En finir avec une vision édulcorée de « la religion indienne »…à quel prix ?

Face à la multiplication des émotions sans suite, Devdutt Pattanaik, écrivain, publie dans le journal The Hindu une tribune « Holy cow, unholy violence » (littéralement « Vachée sacrée, violence païenne »), et s’interroge sur l’émergence d’un nouveau visage de l’hindouisme.

Cette religion, rassemblant 80% des Indiens et 1, 3 milliard de personnes, retient l’attention mondiale qui l’identifie facilement à une religion passive et tolérante – bien gentille, en somme. Selon Devdutt Pattanaik, cet hindouisme aujourd’hui se réclame plus agressif, plus violent, plus fort, préférant dans son panthéon Kâli – déesse de la destruction libérant ses fidèles de la peur et de l’ignorance –à la douce Gaurî. Intransigeant sur ses pratiques telles que l’observation d’un régime végétarien et clamant ses préceptes (« giving up the ego »), cet actuel mouvement, appelé Hindutva, se place comme la lecture sans alternative de l’Hindouisme. Et lors de controverses comme celle du 28 septembre, use d’une rhétorique hyperbolique et violente, n’acceptant ni dialogue ni nuances.

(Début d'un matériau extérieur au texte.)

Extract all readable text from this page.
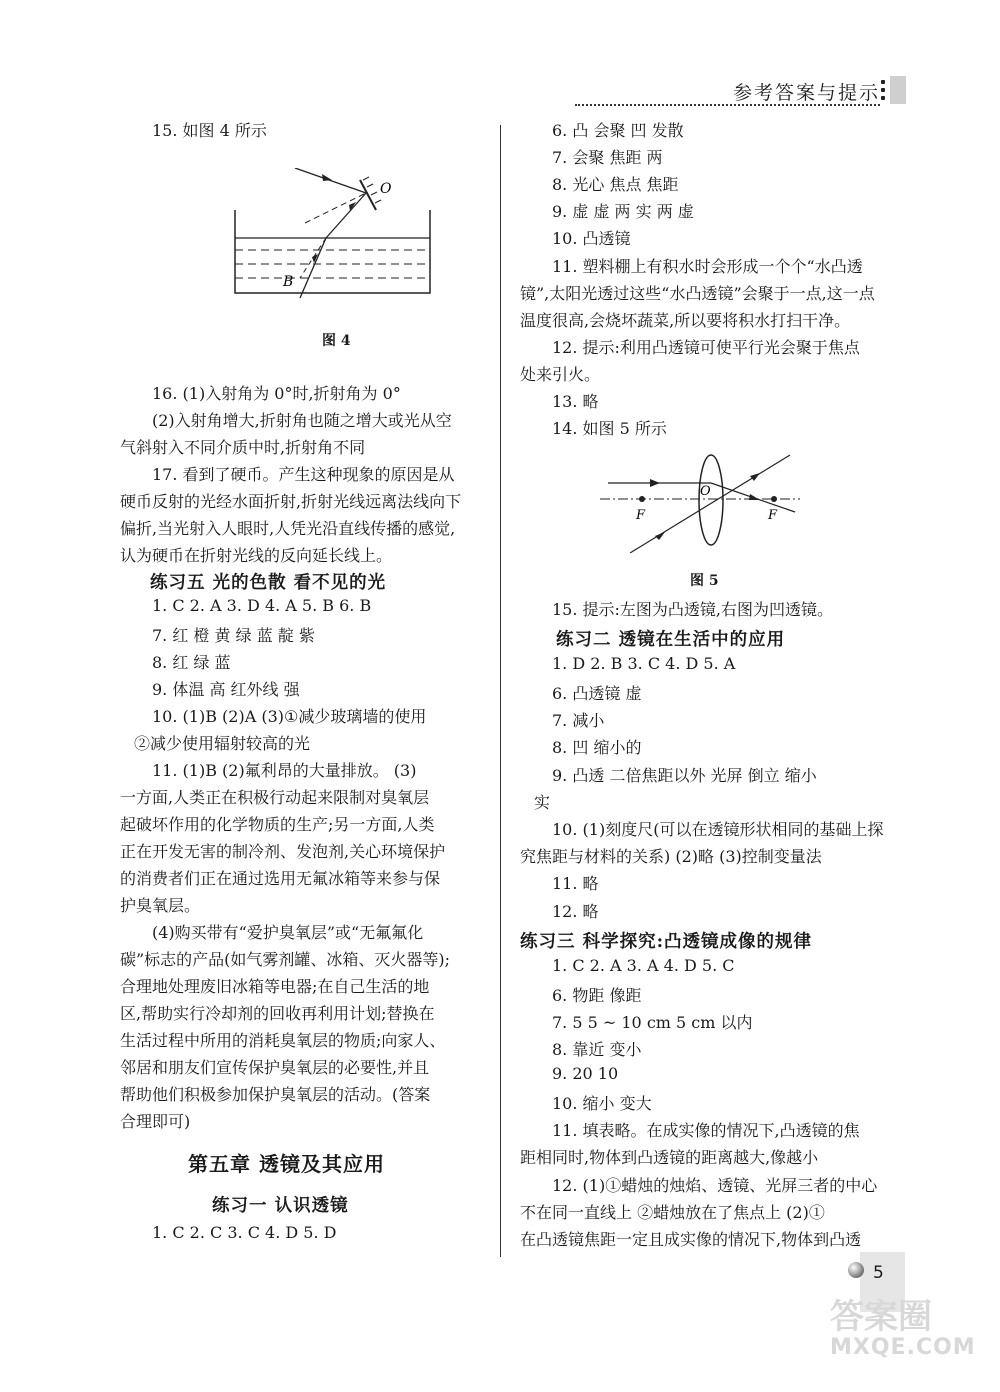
参考答案与提示
15. 如图 4 所示
O
B
图 4
16. (1)入射角为 0°时,折射角为 0°
(2)入射角增大,折射角也随之增大或光从空
气斜射入不同介质中时,折射角不同
17. 看到了硬币。产生这种现象的原因是从
硬币反射的光经水面折射,折射光线远离法线向下
偏折,当光射入人眼时,人凭光沿直线传播的感觉,
认为硬币在折射光线的反向延长线上。
练习五 光的色散 看不见的光
1. C 2. A 3. D 4. A 5. B 6. B
7. 红 橙 黄 绿 蓝 靛 紫
8. 红 绿 蓝
9. 体温 高 红外线 强
10. (1)B (2)A (3)①减少玻璃墙的使用
②减少使用辐射较高的光
11. (1)B (2)氟利昂的大量排放。 (3)
一方面,人类正在积极行动起来限制对臭氧层
起破坏作用的化学物质的生产;另一方面,人类
正在开发无害的制冷剂、发泡剂,关心环境保护
的消费者们正在通过选用无氟冰箱等来参与保
护臭氧层。
(4)购买带有“爱护臭氧层”或“无氟氟化
碳”标志的产品(如气雾剂罐、冰箱、灭火器等);
合理地处理废旧冰箱等电器;在自己生活的地
区,帮助实行冷却剂的回收再利用计划;替换在
生活过程中所用的消耗臭氧层的物质;向家人、
邻居和朋友们宣传保护臭氧层的必要性,并且
帮助他们积极参加保护臭氧层的活动。(答案
合理即可)
第五章 透镜及其应用
练习一 认识透镜
1. C 2. C 3. C 4. D 5. D
6. 凸 会聚 凹 发散
7. 会聚 焦距 两
8. 光心 焦点 焦距
9. 虚 虚 两 实 两 虚
10. 凸透镜
11. 塑料棚上有积水时会形成一个个“水凸透
镜”,太阳光透过这些“水凸透镜”会聚于一点,这一点
温度很高,会烧坏蔬菜,所以要将积水打扫干净。
12. 提示:利用凸透镜可使平行光会聚于焦点
处来引火。
13. 略
14. 如图 5 所示
O
F	F
图 5
15. 提示:左图为凸透镜,右图为凹透镜。
练习二 透镜在生活中的应用
1. D 2. B 3. C 4. D 5. A
6. 凸透镜 虚
7. 减小
8. 凹 缩小的
9. 凸透 二倍焦距以外 光屏 倒立 缩小
实
10. (1)刻度尺(可以在透镜形状相同的基础上探
究焦距与材料的关系) (2)略 (3)控制变量法
11. 略
12. 略
练习三 科学探究:凸透镜成像的规律
1. C 2. A 3. A 4. D 5. C
6. 物距 像距
7. 5 5 ~ 10 cm 5 cm 以内
8. 靠近 变小
9. 20 10
10. 缩小 变大
11. 填表略。在成实像的情况下,凸透镜的焦
距相同时,物体到凸透镜的距离越大,像越小
12. (1)①蜡烛的烛焰、透镜、光屏三者的中心
不在同一直线上 ②蜡烛放在了焦点上 (2)①
在凸透镜焦距一定且成实像的情况下,物体到凸透
5
答案圈
MXQE.COM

Cet hindouisme radical viendrait d’une peur, institutionnalisée et paranoïaque, d’une religion indienne, parlant hindi et majoritairement rurale, menacée par une autre Inde, cette fois-ci anglophone. La vision occidentale, faisant de l’hindouisme un système des castes et réduisant Shiva à un dieu phallique, alliée à une recherche historique qui nierait sciemment des composantes importantes de l’histoire hindoue (par exemple, la destruction de temples par les musulmans) provoquerait donc cette réaction. Voulant se dégager d’une image dans laquelle il ne se reconnaît pas, cherchant parfois sauvagement à sauvegarder une identité qu’il estime menacée, l’hindouisme s’insurge et se redessine. Acculé par l’amputation de son histoire, trahi par ses représentants internationaux, l’hindouisme chercherait dans son orthodoxie nouvelle son essence occultée. Au prix d’un radicalisme qui pourrait bien finir par l’identifier.